The CDBG program was the only HUD program that did not see any funding increases for FY 2016, with the president’s budget proposing a 7-percent reduction in funding for the CDBG program from $3 billion in FY 2015 to $2.8 billion in FY 2016. This proposed reduction comes on the heels of a 37-percent decline in appropriations for the CDBG program over the past decade. However, part of the proposed decrease for the CDBG program in FY 2016 also reflects federal efforts to overhaul and modernize the 40-year-old program, including improved targeting of grants to the neediest communities. The CDBG and HOME programs will be part of a new HUD and Department of Health and Human Services (HHS) initiative proposed in the FY 2016 budget that enables states and localities to streamline and combine their CDBG, HOME, and HHS block grants into one flexible fund.

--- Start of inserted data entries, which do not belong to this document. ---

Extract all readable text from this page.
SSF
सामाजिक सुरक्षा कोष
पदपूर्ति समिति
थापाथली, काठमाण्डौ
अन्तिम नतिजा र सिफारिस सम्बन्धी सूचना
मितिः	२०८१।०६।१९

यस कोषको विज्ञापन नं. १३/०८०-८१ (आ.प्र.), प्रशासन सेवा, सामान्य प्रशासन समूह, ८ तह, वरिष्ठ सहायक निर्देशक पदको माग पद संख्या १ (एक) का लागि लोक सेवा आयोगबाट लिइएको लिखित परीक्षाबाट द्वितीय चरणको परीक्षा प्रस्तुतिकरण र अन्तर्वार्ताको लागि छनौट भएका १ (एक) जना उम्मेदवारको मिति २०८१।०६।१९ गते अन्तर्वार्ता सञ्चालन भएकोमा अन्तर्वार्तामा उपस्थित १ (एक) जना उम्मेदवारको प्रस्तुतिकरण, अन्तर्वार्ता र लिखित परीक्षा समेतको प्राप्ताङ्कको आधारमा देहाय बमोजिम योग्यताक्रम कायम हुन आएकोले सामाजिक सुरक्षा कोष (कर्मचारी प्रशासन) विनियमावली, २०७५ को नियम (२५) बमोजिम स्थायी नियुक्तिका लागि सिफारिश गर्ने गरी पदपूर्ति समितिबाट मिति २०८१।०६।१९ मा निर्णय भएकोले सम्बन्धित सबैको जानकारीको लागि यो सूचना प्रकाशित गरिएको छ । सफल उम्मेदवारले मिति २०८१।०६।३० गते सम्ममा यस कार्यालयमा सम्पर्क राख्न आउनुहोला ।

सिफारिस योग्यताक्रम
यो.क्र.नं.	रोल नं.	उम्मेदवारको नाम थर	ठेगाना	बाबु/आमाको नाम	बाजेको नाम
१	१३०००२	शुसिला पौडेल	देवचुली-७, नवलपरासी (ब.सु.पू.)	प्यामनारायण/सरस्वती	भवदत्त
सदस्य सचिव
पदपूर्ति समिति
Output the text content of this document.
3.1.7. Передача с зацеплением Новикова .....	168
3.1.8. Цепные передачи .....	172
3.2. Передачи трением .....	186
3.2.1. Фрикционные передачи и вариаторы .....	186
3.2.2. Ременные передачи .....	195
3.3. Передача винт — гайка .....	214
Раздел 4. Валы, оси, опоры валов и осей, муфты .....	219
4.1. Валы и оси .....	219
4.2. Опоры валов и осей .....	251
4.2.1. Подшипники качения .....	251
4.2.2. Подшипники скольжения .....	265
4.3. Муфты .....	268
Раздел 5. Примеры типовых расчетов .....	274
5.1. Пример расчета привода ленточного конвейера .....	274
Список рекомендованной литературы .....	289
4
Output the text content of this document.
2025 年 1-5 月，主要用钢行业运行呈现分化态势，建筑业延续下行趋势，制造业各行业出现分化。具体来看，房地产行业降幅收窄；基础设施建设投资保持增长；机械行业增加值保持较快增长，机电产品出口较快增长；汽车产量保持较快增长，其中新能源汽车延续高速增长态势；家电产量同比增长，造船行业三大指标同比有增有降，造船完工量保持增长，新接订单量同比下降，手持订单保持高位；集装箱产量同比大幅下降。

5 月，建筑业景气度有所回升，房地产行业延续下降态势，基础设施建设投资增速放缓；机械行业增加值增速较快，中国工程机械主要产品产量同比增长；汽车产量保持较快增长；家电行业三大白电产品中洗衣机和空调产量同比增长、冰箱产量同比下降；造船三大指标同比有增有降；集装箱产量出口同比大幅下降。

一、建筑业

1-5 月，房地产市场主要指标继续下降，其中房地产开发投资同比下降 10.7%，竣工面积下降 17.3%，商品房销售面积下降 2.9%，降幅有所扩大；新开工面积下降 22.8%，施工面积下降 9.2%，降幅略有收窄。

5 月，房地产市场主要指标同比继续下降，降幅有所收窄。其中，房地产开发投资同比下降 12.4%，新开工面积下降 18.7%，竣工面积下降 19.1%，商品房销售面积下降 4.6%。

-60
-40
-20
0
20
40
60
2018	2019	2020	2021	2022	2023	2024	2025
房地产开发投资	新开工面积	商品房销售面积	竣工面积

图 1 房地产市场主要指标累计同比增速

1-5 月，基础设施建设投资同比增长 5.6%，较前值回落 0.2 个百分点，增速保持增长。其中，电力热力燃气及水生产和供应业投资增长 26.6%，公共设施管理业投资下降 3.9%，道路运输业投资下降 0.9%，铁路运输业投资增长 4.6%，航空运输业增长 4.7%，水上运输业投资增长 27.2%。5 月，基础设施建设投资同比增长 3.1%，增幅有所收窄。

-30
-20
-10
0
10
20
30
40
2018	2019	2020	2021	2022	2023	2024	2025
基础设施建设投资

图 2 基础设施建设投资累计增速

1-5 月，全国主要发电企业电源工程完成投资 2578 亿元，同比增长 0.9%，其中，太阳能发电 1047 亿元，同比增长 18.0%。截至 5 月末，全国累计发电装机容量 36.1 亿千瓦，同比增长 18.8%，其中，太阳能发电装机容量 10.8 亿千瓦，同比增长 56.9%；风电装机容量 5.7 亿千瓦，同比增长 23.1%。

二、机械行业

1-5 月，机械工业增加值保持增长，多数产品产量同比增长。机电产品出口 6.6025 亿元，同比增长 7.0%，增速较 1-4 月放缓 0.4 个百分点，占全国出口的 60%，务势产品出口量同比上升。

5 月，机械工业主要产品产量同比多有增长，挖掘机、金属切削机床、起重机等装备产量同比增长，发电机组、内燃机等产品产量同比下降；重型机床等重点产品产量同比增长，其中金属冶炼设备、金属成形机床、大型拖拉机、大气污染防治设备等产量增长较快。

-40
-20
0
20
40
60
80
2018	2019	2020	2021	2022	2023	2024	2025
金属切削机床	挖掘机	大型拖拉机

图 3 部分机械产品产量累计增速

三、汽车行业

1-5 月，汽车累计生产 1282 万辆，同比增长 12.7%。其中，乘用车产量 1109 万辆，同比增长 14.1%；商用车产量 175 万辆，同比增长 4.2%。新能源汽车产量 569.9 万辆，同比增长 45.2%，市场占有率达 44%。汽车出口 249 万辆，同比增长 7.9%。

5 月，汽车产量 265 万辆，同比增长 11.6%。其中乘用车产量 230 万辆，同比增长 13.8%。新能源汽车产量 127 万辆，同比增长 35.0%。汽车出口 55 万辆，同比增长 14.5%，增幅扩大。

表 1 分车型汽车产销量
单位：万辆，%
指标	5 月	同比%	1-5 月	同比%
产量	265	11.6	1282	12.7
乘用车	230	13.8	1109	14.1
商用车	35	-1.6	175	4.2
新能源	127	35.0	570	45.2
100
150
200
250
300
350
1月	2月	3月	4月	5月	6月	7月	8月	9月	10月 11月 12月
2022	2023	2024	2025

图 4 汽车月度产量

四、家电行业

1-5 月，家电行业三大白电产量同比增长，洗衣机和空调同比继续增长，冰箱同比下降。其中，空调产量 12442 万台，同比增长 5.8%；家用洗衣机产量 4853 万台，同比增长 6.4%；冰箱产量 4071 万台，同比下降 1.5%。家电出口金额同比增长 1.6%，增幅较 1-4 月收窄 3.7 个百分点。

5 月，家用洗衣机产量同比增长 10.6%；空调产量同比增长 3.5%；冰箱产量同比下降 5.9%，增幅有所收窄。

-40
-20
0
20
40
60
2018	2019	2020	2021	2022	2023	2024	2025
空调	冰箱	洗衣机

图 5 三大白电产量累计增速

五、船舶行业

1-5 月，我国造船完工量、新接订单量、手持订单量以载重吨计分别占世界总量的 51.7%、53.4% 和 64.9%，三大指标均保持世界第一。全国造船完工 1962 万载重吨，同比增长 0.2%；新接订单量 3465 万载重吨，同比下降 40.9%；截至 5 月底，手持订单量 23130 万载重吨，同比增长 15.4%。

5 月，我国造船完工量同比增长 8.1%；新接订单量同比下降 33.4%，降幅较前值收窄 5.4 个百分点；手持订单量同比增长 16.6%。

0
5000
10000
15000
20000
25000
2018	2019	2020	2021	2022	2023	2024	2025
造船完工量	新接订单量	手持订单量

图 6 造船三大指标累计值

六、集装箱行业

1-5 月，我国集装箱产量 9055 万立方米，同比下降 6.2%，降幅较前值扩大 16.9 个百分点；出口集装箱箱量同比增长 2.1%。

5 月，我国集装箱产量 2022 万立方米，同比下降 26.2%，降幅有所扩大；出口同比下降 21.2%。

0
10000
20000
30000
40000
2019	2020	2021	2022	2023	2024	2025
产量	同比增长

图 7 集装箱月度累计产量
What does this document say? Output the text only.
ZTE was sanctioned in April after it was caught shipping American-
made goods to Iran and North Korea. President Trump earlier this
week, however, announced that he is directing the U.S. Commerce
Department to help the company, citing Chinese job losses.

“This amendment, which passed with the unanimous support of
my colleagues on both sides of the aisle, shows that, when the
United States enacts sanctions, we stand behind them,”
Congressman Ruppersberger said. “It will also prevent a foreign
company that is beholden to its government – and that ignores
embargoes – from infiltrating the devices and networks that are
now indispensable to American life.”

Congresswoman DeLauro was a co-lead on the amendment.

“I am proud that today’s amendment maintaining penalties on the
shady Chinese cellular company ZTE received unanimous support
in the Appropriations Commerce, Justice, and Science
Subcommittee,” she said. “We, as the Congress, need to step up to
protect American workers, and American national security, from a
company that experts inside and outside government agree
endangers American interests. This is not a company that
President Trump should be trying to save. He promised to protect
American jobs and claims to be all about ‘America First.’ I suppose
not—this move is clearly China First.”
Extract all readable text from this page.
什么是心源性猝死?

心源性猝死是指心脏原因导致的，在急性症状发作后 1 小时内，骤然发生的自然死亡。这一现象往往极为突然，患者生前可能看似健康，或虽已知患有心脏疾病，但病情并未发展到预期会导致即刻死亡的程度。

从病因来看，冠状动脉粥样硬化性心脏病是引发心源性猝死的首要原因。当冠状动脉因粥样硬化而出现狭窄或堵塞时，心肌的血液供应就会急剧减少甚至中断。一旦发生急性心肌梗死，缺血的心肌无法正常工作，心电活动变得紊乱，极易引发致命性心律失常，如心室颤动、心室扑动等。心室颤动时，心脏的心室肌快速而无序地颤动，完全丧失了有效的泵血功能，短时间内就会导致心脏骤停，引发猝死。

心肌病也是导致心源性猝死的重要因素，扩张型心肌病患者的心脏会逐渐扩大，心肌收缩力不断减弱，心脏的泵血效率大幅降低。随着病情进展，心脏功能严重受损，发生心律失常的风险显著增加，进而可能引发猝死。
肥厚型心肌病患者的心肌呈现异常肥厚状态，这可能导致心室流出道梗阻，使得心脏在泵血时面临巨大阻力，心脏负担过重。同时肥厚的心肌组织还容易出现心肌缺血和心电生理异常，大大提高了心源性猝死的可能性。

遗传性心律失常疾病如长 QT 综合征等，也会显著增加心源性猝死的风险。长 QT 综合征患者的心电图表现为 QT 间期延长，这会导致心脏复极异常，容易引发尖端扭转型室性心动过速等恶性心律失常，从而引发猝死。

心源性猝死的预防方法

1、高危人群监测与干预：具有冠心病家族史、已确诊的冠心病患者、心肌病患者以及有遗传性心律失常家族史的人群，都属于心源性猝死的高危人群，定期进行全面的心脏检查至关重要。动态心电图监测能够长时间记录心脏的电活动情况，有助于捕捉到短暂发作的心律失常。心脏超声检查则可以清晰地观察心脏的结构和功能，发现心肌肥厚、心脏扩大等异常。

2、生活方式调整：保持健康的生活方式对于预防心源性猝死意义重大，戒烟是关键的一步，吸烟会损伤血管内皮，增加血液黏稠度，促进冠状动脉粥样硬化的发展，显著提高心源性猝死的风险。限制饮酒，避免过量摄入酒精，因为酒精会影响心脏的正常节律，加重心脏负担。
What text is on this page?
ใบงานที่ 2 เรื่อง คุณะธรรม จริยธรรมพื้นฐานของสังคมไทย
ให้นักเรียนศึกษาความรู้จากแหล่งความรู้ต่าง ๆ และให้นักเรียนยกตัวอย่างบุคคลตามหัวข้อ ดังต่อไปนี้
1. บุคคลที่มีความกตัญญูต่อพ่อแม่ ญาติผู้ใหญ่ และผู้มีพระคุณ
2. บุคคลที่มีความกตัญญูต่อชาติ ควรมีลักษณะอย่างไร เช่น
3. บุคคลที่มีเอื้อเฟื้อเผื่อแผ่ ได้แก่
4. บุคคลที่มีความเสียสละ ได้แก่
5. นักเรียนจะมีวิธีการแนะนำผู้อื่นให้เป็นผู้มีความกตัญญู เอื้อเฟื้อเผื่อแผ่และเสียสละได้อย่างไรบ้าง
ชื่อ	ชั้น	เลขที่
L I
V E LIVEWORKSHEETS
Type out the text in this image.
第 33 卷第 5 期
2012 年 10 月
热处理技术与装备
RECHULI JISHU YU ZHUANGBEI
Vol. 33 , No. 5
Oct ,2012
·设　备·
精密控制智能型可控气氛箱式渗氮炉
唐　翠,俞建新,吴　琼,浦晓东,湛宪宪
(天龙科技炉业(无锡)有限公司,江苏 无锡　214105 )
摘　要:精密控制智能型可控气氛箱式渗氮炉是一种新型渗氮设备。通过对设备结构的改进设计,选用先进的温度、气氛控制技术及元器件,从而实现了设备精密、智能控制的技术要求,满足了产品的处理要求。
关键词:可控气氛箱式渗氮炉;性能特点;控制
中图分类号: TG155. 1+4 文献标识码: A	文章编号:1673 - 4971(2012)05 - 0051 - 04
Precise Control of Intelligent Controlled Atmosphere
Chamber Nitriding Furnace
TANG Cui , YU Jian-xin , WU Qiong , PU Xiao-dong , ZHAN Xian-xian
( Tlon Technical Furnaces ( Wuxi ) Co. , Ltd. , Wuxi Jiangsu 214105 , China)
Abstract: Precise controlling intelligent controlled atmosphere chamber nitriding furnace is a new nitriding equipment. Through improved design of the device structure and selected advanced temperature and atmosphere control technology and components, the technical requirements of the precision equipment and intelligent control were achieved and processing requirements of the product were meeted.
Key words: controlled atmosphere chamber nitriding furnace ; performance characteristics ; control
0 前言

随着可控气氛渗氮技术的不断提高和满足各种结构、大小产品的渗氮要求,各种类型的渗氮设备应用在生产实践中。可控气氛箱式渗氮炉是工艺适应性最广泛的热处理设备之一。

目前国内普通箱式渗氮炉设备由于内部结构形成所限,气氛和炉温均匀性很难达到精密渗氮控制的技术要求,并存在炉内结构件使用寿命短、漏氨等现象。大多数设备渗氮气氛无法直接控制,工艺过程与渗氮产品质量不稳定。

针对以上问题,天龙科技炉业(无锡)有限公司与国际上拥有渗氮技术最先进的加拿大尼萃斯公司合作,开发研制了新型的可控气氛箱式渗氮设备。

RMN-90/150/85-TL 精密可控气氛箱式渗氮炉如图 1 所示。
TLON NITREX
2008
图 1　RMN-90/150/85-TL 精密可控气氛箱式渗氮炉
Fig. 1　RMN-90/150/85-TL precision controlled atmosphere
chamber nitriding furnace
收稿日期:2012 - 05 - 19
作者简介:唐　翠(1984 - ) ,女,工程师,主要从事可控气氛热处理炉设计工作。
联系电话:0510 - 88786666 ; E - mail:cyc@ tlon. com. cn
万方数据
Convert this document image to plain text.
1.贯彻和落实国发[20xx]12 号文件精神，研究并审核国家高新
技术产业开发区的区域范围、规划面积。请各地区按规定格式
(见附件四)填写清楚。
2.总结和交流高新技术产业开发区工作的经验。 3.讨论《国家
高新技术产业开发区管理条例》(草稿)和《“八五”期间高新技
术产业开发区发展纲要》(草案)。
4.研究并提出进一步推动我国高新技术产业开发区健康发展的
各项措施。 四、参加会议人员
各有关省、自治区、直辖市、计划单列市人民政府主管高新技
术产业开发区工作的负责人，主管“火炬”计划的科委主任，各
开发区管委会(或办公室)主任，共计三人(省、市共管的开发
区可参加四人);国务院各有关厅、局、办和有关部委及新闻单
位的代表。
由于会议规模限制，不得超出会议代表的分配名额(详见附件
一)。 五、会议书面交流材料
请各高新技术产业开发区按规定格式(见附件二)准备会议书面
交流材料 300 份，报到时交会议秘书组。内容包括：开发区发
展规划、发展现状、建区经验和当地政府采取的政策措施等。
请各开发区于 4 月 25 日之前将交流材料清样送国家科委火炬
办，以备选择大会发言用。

Meanwhile, in spite of a proposed $95 million increase (5 percent) between FY 2015 and FY 2016 for the public housing capital program, the entire increase in funding would be used to expand the Jobs-Plus program and would not mitigate a 28-percent decline in federal appropriations for the public housing capital repairs fund over the past decade. However, the proposed expansion of the Rental Assistance Demonstration (RAD) in FY 2016 would continue to leverage private investment to help address the estimated $26 billion backlog in necessary repairs for public housing by converting public housing units to long-term project-based section 8 contracts. The budget has proposed eliminating the current RAD cap of 185,000 conversions and has requested $50 million to finance the conversion of another 25,000 public housing units.